Recent transactions are showing that sustainable finance can be an effective tool to help push the gender equality agenda:
The world’s first sustainability-linked convertible bond from Schneider Electric in November 2020 included a KPI specifically linked to increase gender diversity: 50% of hires to be women, 40% women among front-line managers, 30% women in leadership teams by 2025.
In February 2021, The Carlyle Group issued their first sustainability-linked loan uniquely tied to board diversity. Carlyle chose this KPI based on an in-depth analysis of their portfolio: on average, the earnings of their owned companies that have diverse board members have been about 12% higher than others.
Carlyle’s analysis is further backed by a Harvard University research that demonstrated the positive correlation between diversity and performance as gender-diverse groups perform better in terms of sales and profits.
Some investors will try to move the dial in a more direct manner, through proxy voting policies for instance.
Our proxy voting policy sets a baseline expectation that boards of directors should be 30% female in developed markets, and 15% in emerging markets. This sends a direct signal to companies and their boards that we are unhappy with companies that can’t demonstrate minimum levels of diversity at the board level.Jane Ambachtsheer, Global Head of Sustainability, BNP Paribas Asset Management
Another example is major hedge funds in Asia searching for diversification – in their teams as well as their investment portfolios, recognising the important role of governance in gender diversity (the G in ESG).
Supranationals are also particularly involved in this field, and keen to support gender diversity in emerging countries where climate change and gender-equality are often interdependent issues.
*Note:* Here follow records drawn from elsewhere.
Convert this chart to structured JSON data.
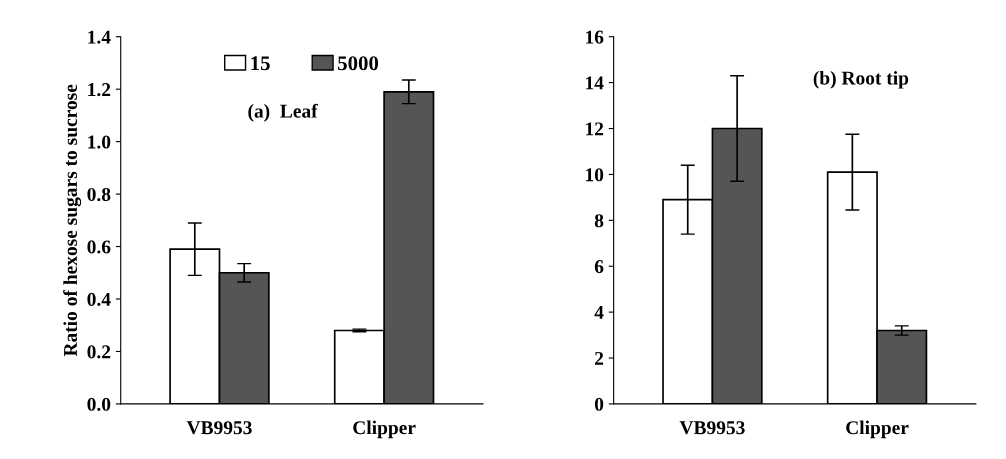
{
  "chart_data": [
    {
      "type": "bar",
      "ylabel": "Ratio of hexose sugars to sucrose",
      "annotations": [
        "(a)  Leaf"
      ],
      "categories": [
        "VB9953",
        "Clipper"
      ],
      "series": [
        {
          "name": "15",
          "color": "#ffffff",
          "values": [
            0.59,
            0.28
          ],
          "errors": [
            0.1,
            0.005
          ]
        },
        {
          "name": "5000",
          "color": "#555555",
          "values": [
            0.5,
            1.19
          ],
          "errors": [
            0.035,
            0.045
          ]
        }
      ],
      "ylim": [
        0,
        1.4
      ],
      "yticks": [
        {
          "value": 0,
          "label": "0.0"
        },
        0.2,
        0.4,
        0.6,
        0.8,
        {
          "value": 1,
          "label": "1.0"
        },
        1.2,
        1.4
      ],
      "legend": "top",
      "grid": false
    },
    {
      "type": "bar",
      "annotations": [
        "(b) Root tip"
      ],
      "categories": [
        "VB9953",
        "Clipper"
      ],
      "series": [
        {
          "color": "#ffffff",
          "values": [
            8.9,
            10.1
          ],
          "errors": [
            1.5,
            1.65
          ]
        },
        {
          "color": "#555555",
          "values": [
            12.0,
            3.2
          ],
          "errors": [
            2.3,
            0.2
          ]
        }
      ],
      "ylim": [
        0,
        16
      ],
      "yticks": [
        0,
        2,
        4,
        6,
        8,
        10,
        12,
        14,
        16
      ],
      "grid": false
    }
  ]
}
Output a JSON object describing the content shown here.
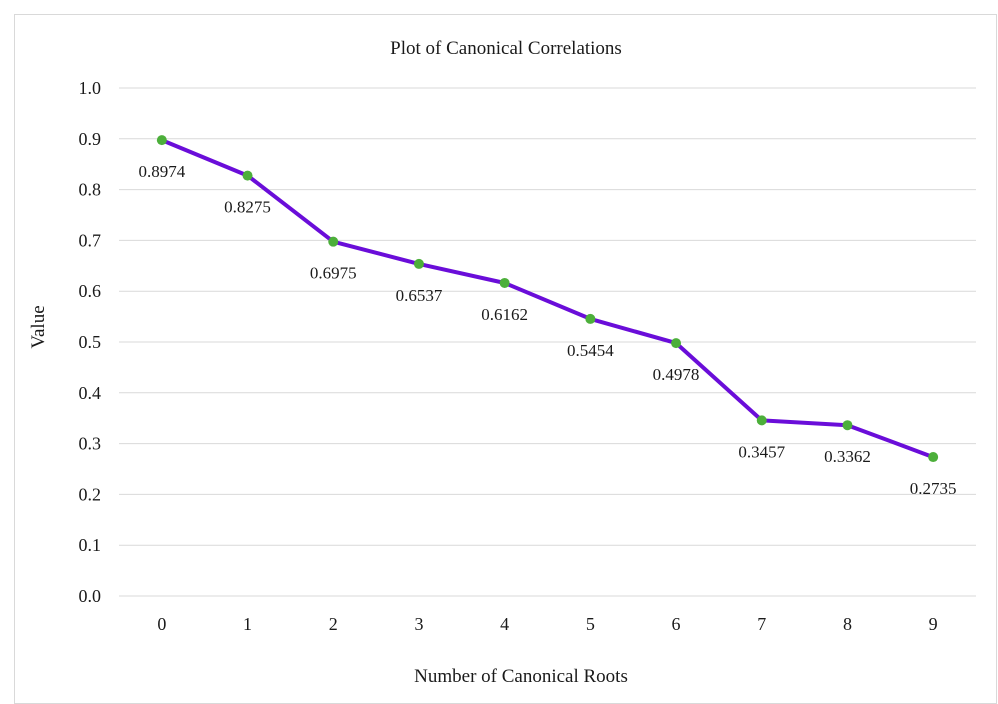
{
  "chart_data": {
    "type": "line",
    "title": "Plot of Canonical Correlations",
    "xlabel": "Number of Canonical Roots",
    "ylabel": "Value",
    "x": [
      0,
      1,
      2,
      3,
      4,
      5,
      6,
      7,
      8,
      9
    ],
    "x_tick_labels": [
      "0",
      "1",
      "2",
      "3",
      "4",
      "5",
      "6",
      "7",
      "8",
      "9"
    ],
    "series": [
      {
        "values": [
          0.8974,
          0.8275,
          0.6975,
          0.6537,
          0.6162,
          0.5454,
          0.4978,
          0.3457,
          0.3362,
          0.2735
        ],
        "data_labels": [
          "0.8974",
          "0.8275",
          "0.6975",
          "0.6537",
          "0.6162",
          "0.5454",
          "0.4978",
          "0.3457",
          "0.3362",
          "0.2735"
        ]
      }
    ],
    "ylim": [
      0,
      1
    ],
    "y_tick_labels": [
      "0.0",
      "0.1",
      "0.2",
      "0.3",
      "0.4",
      "0.5",
      "0.6",
      "0.7",
      "0.8",
      "0.9",
      "1.0"
    ],
    "grid": true,
    "legend": "none",
    "colors": {
      "line": "#6a0dd9",
      "marker": "#4caf3a",
      "grid": "#d9d9d9"
    }
  }
}
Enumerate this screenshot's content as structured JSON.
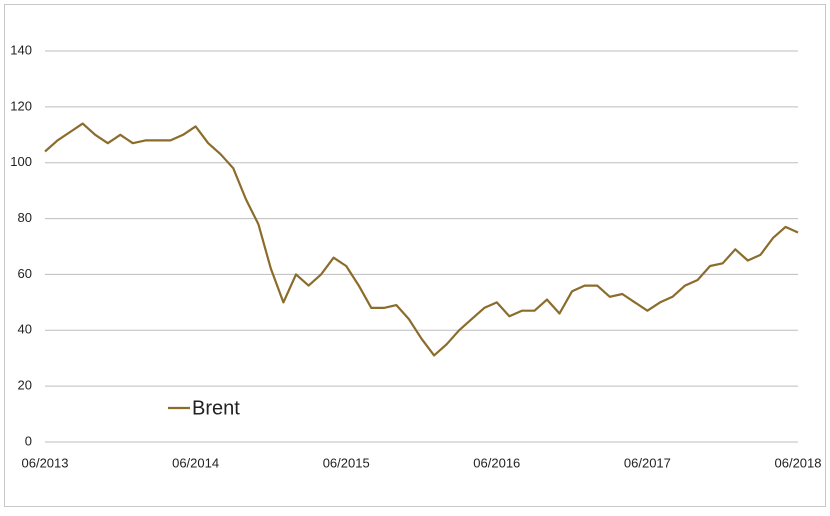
{
  "chart_data": {
    "type": "line",
    "categories": [
      "06/2013",
      null,
      null,
      null,
      null,
      null,
      null,
      null,
      null,
      null,
      null,
      null,
      "06/2014",
      null,
      null,
      null,
      null,
      null,
      null,
      null,
      null,
      null,
      null,
      null,
      "06/2015",
      null,
      null,
      null,
      null,
      null,
      null,
      null,
      null,
      null,
      null,
      null,
      "06/2016",
      null,
      null,
      null,
      null,
      null,
      null,
      null,
      null,
      null,
      null,
      null,
      "06/2017",
      null,
      null,
      null,
      null,
      null,
      null,
      null,
      null,
      null,
      null,
      null,
      "06/2018"
    ],
    "series": [
      {
        "name": "Brent",
        "color": "#8b6c2b",
        "values": [
          104,
          108,
          111,
          114,
          110,
          107,
          110,
          107,
          108,
          108,
          108,
          110,
          113,
          107,
          103,
          98,
          87,
          78,
          62,
          50,
          60,
          56,
          60,
          66,
          63,
          56,
          48,
          48,
          49,
          44,
          37,
          31,
          35,
          40,
          44,
          48,
          50,
          45,
          47,
          47,
          51,
          46,
          54,
          56,
          56,
          52,
          53,
          50,
          47,
          50,
          52,
          56,
          58,
          63,
          64,
          69,
          65,
          67,
          73,
          77,
          75
        ]
      }
    ],
    "ylim": [
      0,
      140
    ],
    "yticks": [
      0,
      20,
      40,
      60,
      80,
      100,
      120,
      140
    ],
    "grid": true,
    "legend": "lower left"
  }
}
When you’re funding many of the supranationals, like the World Bank, or the IFC or the ADB, a lot of that funding goes into gender oriented development projects. So there is that element that is tied in very closely with sustainable finance.Lupin Rahman, Head of EM Sovereign Credit, PIMCO
Predominantly focused on environmental issues, the sector is thus progressively addressing indirectly and directly the issue of gender equality.
As the workforce itself is changing, we also see the wider impact of sustainable finance shifting: environmental issues are intertwined with women’s fate and gender-equality is slowly becoming a priority for corporates and institutions to integrate into their sustainability agenda.